Eileen Battersby of The Irish Times labelled Ghachar Ghochar as "one of the finest literary works you will ever encounter"; she drew comparisons to the works of R. K. Narayan, Anton Chekhov and Machado de Assis and found the unnamed narrator to be reminiscent of the protagonist in Ivan Goncharov’s Russian novel Oblomov. Lucy Scholes of The Independent too took note of the comparisons to Chekhov and wrote that "brevity serves Shanbhag’s storytelling to great effect, not least because much of what makes the narrative so gripping lies in what he leaves unsaid." Reviewing the book for The Globe and Mail, Jade Colbert found the unnamed narrator to be "a superfluous man of the type Chekhov might recognize" and commended Shanbhag for subtlety conveying the troubled "gender dynamic" in India.

Preti Taneja of the New Statesman took note of the book's feminist themes and wrote, "Perur’s translation captures the heartbreaking achievement of Shanbhag’s writing: to present, in a line or two, a body and mind coming of age in a society that casts violence as tenderness, ownership as love." Writing for Hindustan Times, Prajwal Parajuly praised Shanbhag for finding emotional depth in his sparse prose.

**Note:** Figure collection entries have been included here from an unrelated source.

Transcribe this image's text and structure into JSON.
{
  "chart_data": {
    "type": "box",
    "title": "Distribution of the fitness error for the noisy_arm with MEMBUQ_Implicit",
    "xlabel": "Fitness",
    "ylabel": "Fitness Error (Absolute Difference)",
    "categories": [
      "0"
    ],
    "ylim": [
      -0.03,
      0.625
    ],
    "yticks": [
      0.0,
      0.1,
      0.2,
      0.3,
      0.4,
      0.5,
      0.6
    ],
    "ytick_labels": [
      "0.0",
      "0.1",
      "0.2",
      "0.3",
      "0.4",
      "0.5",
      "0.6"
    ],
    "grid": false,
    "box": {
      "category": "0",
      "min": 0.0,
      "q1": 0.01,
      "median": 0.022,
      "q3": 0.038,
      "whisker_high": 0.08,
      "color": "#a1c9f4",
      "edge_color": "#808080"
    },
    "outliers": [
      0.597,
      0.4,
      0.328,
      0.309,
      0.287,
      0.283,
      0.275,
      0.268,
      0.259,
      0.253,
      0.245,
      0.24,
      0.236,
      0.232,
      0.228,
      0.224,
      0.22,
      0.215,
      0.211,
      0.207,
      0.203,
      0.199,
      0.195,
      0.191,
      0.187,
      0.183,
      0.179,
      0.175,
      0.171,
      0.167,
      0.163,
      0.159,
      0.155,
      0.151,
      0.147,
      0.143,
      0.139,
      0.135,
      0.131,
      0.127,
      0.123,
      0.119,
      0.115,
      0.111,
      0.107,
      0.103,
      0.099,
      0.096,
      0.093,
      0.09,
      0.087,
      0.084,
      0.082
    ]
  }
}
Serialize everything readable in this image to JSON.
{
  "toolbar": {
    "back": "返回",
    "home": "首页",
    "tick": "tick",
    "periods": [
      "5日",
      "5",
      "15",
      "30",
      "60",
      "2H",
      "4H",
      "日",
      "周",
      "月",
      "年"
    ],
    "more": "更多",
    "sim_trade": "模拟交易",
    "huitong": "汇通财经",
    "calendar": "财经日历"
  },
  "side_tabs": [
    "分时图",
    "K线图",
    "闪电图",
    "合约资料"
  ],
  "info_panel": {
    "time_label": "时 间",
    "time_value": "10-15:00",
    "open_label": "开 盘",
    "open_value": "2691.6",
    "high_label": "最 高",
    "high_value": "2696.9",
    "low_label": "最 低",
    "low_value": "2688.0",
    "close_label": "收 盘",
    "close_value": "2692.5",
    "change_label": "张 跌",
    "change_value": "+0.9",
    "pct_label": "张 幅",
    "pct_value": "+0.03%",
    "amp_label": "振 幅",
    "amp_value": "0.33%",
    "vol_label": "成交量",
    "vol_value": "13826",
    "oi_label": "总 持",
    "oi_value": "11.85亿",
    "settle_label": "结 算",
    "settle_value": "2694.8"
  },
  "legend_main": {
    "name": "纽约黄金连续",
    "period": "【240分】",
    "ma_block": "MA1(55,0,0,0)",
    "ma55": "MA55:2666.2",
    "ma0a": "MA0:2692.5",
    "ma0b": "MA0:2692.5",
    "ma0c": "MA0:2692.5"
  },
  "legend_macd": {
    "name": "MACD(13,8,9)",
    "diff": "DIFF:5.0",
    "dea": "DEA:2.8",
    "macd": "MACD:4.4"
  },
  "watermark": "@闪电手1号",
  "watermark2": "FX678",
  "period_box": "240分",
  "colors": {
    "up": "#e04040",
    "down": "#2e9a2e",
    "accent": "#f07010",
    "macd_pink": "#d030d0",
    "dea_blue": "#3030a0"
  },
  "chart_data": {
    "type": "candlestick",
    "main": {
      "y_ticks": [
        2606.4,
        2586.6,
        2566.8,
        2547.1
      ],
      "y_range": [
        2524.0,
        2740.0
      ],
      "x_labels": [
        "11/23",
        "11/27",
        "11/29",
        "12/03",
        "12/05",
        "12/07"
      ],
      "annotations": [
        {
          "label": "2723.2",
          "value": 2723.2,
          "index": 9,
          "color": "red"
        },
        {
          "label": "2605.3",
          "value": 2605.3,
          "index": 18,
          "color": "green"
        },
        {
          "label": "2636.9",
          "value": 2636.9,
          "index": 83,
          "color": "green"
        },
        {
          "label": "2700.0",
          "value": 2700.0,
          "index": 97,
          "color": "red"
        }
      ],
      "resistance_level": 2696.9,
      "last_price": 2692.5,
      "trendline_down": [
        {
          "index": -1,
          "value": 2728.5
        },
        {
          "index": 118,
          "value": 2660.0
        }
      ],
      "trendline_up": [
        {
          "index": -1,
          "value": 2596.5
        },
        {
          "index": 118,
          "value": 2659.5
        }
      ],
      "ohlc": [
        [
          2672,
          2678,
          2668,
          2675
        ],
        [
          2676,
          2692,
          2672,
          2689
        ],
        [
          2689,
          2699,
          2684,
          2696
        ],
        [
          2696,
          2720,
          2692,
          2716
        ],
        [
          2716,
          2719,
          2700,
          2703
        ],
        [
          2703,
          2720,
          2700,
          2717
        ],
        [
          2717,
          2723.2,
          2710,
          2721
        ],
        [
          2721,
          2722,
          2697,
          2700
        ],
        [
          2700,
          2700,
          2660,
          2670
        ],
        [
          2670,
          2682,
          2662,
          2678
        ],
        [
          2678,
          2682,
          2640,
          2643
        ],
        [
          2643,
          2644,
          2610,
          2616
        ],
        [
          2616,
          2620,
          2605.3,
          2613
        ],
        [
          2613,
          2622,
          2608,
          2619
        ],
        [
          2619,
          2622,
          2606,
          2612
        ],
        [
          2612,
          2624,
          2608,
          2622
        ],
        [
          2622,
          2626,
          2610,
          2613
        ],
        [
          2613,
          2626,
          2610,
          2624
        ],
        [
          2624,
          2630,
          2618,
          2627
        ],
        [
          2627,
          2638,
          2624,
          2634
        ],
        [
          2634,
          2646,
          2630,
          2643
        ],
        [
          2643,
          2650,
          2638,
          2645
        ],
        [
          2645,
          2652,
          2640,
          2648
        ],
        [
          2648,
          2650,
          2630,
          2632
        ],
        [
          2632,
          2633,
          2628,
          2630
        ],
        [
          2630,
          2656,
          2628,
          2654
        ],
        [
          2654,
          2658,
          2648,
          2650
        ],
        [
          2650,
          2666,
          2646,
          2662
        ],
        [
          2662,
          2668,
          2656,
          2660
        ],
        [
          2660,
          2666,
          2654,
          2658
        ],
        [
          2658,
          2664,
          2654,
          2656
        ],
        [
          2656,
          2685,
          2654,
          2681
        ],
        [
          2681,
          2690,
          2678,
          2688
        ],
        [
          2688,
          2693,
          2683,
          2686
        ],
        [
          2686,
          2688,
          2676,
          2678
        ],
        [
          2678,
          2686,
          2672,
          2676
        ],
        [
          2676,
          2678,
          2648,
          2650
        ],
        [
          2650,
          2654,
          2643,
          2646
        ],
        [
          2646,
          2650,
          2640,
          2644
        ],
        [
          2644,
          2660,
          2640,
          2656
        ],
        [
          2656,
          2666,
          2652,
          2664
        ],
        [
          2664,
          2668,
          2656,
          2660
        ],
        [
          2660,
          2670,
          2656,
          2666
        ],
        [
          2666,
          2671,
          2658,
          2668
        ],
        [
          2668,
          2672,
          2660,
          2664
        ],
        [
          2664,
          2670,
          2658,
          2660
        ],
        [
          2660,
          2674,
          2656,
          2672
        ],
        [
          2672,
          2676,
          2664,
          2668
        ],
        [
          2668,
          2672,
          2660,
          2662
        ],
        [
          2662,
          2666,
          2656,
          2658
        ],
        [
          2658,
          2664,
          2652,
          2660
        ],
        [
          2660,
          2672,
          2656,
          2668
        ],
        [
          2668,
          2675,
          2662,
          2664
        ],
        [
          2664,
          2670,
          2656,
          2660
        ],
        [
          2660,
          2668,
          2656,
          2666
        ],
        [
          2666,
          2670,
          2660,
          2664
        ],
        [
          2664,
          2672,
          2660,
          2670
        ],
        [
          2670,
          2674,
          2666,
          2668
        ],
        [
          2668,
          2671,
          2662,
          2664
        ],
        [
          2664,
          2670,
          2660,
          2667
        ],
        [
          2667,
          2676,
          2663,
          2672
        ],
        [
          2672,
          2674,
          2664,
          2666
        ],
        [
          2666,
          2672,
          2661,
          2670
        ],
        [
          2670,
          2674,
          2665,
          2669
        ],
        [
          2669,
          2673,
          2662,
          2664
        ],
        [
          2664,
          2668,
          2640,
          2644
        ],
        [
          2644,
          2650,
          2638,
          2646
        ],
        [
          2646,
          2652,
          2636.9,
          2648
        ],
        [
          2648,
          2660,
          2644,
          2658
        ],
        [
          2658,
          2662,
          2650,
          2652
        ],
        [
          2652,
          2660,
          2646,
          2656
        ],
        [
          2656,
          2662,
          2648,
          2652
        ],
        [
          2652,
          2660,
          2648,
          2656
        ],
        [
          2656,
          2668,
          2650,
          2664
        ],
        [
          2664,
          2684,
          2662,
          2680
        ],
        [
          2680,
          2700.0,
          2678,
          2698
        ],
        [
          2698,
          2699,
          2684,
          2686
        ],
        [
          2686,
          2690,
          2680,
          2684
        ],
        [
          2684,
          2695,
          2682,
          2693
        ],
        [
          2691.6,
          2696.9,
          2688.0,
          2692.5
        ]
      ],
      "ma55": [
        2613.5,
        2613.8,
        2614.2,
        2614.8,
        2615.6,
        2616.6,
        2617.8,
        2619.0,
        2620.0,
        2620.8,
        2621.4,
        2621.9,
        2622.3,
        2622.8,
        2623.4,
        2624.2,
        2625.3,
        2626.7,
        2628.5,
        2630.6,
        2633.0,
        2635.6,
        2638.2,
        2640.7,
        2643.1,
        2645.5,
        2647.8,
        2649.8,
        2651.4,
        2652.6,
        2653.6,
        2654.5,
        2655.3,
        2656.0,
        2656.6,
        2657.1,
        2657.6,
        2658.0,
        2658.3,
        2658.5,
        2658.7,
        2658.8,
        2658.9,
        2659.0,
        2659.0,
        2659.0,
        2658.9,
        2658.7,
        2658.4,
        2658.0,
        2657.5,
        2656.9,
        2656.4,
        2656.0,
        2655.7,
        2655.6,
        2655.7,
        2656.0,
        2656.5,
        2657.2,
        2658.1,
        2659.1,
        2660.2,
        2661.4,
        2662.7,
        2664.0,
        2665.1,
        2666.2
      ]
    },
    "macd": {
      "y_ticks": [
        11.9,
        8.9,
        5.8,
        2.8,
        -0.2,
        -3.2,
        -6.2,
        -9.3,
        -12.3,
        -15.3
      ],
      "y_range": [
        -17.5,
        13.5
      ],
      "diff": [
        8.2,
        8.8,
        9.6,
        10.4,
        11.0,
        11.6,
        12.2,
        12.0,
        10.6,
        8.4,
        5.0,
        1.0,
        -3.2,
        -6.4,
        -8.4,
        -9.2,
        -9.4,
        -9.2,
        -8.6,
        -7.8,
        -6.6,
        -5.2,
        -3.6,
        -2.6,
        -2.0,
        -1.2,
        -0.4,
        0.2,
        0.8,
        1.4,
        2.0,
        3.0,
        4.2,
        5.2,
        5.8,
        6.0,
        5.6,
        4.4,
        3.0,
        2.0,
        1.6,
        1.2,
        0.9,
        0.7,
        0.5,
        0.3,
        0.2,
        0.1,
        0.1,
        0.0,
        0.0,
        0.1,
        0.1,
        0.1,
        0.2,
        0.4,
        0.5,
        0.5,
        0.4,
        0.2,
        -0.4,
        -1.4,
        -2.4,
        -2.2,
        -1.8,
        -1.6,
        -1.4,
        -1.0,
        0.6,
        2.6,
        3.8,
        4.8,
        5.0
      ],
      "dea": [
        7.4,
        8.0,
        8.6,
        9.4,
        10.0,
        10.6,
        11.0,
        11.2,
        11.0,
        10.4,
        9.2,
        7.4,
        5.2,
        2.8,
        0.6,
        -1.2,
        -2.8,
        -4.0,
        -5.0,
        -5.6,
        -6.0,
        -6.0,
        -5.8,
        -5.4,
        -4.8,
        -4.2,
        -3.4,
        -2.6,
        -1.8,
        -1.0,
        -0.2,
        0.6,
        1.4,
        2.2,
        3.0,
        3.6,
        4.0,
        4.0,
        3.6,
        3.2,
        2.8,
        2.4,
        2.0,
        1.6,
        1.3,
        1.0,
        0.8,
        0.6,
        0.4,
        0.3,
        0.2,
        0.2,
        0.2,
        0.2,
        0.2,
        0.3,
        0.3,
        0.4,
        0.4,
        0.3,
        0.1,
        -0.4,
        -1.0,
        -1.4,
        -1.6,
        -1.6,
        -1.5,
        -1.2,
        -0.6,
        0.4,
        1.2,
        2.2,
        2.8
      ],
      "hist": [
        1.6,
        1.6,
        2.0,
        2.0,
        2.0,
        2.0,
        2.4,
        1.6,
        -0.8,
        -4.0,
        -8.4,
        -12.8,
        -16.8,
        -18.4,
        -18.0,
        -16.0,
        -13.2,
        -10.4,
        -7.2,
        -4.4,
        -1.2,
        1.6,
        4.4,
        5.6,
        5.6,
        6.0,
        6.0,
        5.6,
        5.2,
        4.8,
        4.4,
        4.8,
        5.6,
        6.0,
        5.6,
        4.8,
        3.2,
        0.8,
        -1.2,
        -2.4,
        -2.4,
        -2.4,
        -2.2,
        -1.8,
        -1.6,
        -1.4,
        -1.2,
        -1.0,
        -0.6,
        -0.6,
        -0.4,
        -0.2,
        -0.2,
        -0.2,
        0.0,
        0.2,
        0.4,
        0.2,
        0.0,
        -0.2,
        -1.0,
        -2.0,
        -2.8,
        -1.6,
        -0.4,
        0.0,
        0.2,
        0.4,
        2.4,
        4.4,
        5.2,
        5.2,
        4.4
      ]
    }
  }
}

The New York Times included Ghachar Ghochar in their literary critics' listing of the best books of 2017. The book was longlisted for the International Dublin Literary Award in 2017 and was a finalist for the Los Angeles Times Book Prize in 2018.

==Translations==
Srinath Perur has translated the original Kannada Ghachar Ghochar by Vivek Shanbhag into English. Sudhakaran Ramanthali has translated it into Malayalam with same title. K Nallathambi has translated it into tamil with same title. Aparna Naigaonkar has translated it into Marathi with same title.